To which sources should this patch be applied?

Timo

----------

## donking

Does anyone have info about whether this patch is working or not? If it somewhere works, please post. I've patched the gentoo-dev-sources-2.6.9 with above mentioned patch, which should use the same inode numbers on both server and client. I really don't know if the kde prob is related to this, but I hoped. In my case it seemed not, but maybe someone made it up working, maybe even without the patch.

thanks in advance

-klimklim

----------

## andyknownasabu

 *MrTV wrote:*   

> hi,
> 
> [...]
> 
> To which sources should this patch be applied?
> ...

 

Without looking at the patch I would assume the vanilla kernel.

----------

## zeb

There is a KDE / kio bug open at:

http://bugs.kde.org/show_bug.cgi?id=92347

Vote for the bug to give it the attention it deserves.

----------

## merky1

Looks like the KDE folks have picked up on the issue... 

Latest workaround here...

http://lists.samba.org/archive/linux-cifs-client/2004-December/000612.html

----------

## taiger

 :Crying or Very sad: 

I have the same problem cifs /kde3.3.1

but my kernel is 2.6.10-rc2-mm4

----------

## zeb

The problem persists in 2.6.10-rc3, but this workaround did the trick.

----------

## taiger

ok, i'm rebuilding my kernel,

thanks

----------

## taiger

thanks, now cifs work.

Cifs Is very fast.

Bye

 *zeb wrote:*   

> The problem persists in 2.6.10-rc3, but this workaround did the trick.

 

----------

## taiger

 :Shocked: 

cifs is very fast but also very dangerous

I open two file with Quanta ad this file are deleted,  sizes are 0kb.
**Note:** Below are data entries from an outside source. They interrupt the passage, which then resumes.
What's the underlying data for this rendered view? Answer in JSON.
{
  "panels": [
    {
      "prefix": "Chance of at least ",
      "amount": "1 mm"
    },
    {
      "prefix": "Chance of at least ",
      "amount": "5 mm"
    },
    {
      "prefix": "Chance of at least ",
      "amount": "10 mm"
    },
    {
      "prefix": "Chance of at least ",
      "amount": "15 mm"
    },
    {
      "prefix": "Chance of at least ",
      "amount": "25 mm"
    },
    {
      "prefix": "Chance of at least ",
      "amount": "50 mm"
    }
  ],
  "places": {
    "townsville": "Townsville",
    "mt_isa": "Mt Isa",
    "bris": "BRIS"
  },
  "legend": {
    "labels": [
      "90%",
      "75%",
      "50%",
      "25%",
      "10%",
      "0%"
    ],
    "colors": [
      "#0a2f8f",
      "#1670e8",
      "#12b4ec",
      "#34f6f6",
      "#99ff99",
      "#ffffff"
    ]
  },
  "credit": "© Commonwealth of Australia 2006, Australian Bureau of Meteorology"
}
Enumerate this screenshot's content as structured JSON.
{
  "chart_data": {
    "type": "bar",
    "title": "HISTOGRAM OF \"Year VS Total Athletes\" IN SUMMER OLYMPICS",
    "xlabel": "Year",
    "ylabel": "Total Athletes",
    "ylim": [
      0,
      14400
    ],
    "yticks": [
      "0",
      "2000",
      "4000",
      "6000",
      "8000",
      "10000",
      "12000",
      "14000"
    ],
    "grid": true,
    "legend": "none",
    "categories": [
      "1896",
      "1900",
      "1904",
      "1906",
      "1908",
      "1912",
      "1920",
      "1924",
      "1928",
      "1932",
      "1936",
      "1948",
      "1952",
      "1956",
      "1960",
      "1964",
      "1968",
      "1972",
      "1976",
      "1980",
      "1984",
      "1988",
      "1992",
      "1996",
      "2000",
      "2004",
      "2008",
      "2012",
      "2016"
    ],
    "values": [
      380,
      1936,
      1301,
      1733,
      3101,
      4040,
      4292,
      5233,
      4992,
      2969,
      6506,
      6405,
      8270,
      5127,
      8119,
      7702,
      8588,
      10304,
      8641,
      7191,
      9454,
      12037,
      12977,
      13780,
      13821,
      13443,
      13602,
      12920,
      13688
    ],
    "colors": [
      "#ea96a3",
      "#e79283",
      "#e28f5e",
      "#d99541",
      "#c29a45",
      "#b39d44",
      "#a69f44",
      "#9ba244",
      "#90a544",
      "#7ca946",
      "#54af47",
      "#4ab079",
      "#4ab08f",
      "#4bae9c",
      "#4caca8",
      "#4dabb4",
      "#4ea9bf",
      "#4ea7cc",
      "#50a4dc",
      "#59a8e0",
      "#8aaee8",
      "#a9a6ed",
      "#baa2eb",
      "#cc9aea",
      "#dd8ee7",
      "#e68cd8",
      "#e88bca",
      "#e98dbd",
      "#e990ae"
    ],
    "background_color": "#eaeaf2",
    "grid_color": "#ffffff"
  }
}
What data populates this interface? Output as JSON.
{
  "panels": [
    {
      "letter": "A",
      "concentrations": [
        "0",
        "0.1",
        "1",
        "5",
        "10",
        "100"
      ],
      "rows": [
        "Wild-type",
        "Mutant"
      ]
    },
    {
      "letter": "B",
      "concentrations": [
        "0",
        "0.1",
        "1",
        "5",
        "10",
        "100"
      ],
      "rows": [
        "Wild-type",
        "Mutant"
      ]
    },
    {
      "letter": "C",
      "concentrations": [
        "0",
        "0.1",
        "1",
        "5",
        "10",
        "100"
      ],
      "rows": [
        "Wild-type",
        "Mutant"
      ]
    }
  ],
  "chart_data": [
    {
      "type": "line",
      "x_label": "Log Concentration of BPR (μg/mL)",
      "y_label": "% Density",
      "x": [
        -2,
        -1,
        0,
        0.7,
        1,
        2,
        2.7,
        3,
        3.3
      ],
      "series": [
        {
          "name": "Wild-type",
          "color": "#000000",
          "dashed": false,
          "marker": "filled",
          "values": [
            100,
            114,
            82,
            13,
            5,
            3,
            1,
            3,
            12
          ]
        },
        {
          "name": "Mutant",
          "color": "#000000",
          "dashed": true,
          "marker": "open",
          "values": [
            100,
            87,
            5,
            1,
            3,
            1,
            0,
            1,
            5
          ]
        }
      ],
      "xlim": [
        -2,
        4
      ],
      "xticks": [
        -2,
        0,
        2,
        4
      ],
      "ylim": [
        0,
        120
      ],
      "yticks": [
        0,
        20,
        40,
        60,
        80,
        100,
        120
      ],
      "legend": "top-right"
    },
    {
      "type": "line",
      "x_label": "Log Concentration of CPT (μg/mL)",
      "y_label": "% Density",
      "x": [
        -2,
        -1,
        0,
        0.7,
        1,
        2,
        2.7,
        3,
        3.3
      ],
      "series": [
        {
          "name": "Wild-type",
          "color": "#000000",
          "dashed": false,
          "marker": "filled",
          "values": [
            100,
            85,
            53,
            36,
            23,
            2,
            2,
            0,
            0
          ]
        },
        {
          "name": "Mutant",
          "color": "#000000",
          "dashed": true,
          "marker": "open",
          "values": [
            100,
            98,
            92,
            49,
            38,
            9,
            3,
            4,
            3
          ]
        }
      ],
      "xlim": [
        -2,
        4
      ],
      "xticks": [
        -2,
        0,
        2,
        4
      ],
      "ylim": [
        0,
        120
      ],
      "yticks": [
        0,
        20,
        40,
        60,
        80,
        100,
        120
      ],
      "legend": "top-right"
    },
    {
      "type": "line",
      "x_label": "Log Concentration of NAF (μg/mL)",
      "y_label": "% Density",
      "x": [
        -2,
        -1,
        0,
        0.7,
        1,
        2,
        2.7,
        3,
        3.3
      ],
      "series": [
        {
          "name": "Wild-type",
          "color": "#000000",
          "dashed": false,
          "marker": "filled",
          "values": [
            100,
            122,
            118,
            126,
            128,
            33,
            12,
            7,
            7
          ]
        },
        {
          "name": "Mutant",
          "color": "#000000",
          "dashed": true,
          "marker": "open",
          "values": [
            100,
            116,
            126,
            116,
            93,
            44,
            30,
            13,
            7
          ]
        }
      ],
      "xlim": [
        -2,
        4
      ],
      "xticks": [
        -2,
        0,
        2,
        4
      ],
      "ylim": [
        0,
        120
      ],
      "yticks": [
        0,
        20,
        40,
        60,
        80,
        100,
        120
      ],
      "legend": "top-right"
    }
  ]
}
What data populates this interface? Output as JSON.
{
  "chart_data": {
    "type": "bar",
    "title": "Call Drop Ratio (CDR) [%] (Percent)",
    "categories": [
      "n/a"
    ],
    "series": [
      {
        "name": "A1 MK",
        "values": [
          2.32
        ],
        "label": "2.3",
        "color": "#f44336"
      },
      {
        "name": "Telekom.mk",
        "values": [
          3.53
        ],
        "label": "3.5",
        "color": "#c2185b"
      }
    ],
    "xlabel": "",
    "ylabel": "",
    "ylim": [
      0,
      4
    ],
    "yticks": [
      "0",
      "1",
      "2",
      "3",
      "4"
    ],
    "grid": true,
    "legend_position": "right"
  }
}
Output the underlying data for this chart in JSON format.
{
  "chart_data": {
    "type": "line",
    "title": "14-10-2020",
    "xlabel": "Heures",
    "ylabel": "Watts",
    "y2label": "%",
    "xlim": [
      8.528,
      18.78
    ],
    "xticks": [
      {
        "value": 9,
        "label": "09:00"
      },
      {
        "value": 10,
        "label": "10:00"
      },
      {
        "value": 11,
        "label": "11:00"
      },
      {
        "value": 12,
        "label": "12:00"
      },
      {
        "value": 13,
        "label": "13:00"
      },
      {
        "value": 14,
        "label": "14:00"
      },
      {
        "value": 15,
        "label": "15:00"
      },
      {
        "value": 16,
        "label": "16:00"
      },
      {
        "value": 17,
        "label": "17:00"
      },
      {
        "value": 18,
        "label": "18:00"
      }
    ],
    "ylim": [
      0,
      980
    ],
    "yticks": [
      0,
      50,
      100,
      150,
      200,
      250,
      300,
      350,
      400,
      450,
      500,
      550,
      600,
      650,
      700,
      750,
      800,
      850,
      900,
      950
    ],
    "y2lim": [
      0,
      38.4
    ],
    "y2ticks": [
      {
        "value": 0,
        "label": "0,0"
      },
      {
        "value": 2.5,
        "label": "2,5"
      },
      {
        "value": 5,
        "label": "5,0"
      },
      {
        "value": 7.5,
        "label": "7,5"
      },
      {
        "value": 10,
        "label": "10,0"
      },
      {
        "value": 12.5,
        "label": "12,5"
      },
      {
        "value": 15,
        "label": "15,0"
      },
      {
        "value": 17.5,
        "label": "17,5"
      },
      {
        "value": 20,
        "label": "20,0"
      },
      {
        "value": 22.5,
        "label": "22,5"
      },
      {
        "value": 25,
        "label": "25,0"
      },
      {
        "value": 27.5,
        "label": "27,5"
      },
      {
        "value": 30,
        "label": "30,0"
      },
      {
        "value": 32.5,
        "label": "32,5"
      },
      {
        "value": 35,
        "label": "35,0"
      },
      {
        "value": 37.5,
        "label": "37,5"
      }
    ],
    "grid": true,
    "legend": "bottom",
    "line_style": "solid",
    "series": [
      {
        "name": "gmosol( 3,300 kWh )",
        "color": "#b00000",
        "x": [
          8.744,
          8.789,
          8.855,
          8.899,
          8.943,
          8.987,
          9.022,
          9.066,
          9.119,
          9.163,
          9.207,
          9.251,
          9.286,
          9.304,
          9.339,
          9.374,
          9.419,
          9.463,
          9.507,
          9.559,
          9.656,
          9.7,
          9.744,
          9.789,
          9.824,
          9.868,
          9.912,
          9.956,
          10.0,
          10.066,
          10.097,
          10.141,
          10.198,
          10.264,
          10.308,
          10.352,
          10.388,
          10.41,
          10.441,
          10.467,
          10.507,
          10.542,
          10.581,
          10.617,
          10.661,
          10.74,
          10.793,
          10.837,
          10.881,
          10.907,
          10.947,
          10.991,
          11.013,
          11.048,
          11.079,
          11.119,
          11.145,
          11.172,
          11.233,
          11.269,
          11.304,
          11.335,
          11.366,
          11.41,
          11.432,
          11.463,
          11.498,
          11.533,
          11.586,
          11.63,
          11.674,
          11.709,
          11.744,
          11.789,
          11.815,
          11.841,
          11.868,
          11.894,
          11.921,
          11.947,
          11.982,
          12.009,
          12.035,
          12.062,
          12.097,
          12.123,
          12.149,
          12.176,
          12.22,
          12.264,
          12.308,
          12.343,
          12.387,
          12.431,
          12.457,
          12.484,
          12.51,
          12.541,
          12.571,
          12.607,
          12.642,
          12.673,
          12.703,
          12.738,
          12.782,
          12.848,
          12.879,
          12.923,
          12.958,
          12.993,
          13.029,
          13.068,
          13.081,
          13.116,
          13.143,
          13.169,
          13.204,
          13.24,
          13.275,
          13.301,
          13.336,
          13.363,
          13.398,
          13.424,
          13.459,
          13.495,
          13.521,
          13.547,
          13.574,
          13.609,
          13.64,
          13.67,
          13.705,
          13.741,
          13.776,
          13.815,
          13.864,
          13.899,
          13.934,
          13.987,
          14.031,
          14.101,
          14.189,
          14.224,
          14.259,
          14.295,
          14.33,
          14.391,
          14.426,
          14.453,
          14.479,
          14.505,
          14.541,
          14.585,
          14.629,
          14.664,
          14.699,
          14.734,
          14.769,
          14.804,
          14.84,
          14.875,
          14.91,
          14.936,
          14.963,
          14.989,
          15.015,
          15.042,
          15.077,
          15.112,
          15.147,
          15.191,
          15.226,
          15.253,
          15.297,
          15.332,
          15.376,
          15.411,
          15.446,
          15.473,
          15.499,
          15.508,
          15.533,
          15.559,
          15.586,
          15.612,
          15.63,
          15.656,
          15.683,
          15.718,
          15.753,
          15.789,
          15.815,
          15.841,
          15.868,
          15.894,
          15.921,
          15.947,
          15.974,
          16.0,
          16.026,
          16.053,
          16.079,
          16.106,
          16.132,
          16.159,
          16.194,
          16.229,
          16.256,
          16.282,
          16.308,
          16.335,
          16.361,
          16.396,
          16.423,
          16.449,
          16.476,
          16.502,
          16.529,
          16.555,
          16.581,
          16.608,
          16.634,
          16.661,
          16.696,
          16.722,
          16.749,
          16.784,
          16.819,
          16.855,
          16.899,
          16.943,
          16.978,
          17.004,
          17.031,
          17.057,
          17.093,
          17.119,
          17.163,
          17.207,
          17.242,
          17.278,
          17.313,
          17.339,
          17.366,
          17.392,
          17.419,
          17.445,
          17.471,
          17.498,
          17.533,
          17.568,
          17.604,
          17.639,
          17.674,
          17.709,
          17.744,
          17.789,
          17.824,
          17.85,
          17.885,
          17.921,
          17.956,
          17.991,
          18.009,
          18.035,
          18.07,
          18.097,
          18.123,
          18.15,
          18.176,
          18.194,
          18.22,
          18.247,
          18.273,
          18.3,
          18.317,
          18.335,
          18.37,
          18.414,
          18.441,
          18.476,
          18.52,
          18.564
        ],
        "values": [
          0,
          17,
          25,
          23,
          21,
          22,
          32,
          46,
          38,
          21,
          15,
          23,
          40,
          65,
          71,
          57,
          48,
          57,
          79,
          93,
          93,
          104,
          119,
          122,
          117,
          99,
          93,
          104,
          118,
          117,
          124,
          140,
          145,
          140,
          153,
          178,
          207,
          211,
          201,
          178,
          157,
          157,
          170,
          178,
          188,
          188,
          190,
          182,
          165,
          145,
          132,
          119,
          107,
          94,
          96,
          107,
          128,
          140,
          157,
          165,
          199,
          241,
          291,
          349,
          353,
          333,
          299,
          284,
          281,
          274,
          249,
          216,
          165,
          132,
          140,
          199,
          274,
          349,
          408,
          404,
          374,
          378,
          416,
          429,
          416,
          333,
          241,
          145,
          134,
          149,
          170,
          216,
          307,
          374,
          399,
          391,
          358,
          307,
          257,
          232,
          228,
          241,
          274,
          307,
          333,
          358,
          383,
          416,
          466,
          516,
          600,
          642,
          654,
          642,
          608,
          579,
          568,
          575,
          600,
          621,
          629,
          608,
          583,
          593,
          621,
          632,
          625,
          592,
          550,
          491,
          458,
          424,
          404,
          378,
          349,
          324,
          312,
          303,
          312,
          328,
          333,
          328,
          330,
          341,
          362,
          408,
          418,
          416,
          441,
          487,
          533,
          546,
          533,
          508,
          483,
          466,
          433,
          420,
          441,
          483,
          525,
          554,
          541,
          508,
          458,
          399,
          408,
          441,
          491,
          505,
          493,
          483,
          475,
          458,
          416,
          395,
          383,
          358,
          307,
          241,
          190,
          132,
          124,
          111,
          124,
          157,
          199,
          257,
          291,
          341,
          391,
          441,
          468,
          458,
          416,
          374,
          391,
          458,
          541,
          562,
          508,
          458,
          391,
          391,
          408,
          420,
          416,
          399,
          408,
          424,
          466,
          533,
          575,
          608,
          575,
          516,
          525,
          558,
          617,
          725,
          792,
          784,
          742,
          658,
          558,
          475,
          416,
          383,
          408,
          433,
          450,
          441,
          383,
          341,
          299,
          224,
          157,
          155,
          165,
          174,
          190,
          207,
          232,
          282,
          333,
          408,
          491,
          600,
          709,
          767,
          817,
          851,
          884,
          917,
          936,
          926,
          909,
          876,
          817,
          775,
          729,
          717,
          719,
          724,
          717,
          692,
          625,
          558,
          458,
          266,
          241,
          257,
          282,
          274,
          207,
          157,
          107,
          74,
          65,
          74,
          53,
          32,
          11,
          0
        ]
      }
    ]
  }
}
thanks to backup system, my work is save.

I mount dir as:

echo "mount.cifs //xavier/webapps xavier/webapps/ -o uid=tigre,gid=users,dmask=770,fmask=770

but now umount all cifs.... 

 :Rolling Eyes:   :Sad: 

----------

## Vermyndax

Can anyone tell me what they executed to get this to patch?

----------

## taiger

you can manual patch the file, comment two row of cifsfs.c and recompile yoour kernel.

Bye

 *Vermyndax wrote:*   

> Can anyone tell me what they executed to get this to patch?

 

----------

## merky1

Looks like 2.6.10-gentoo-r1 fixes the problem.

----------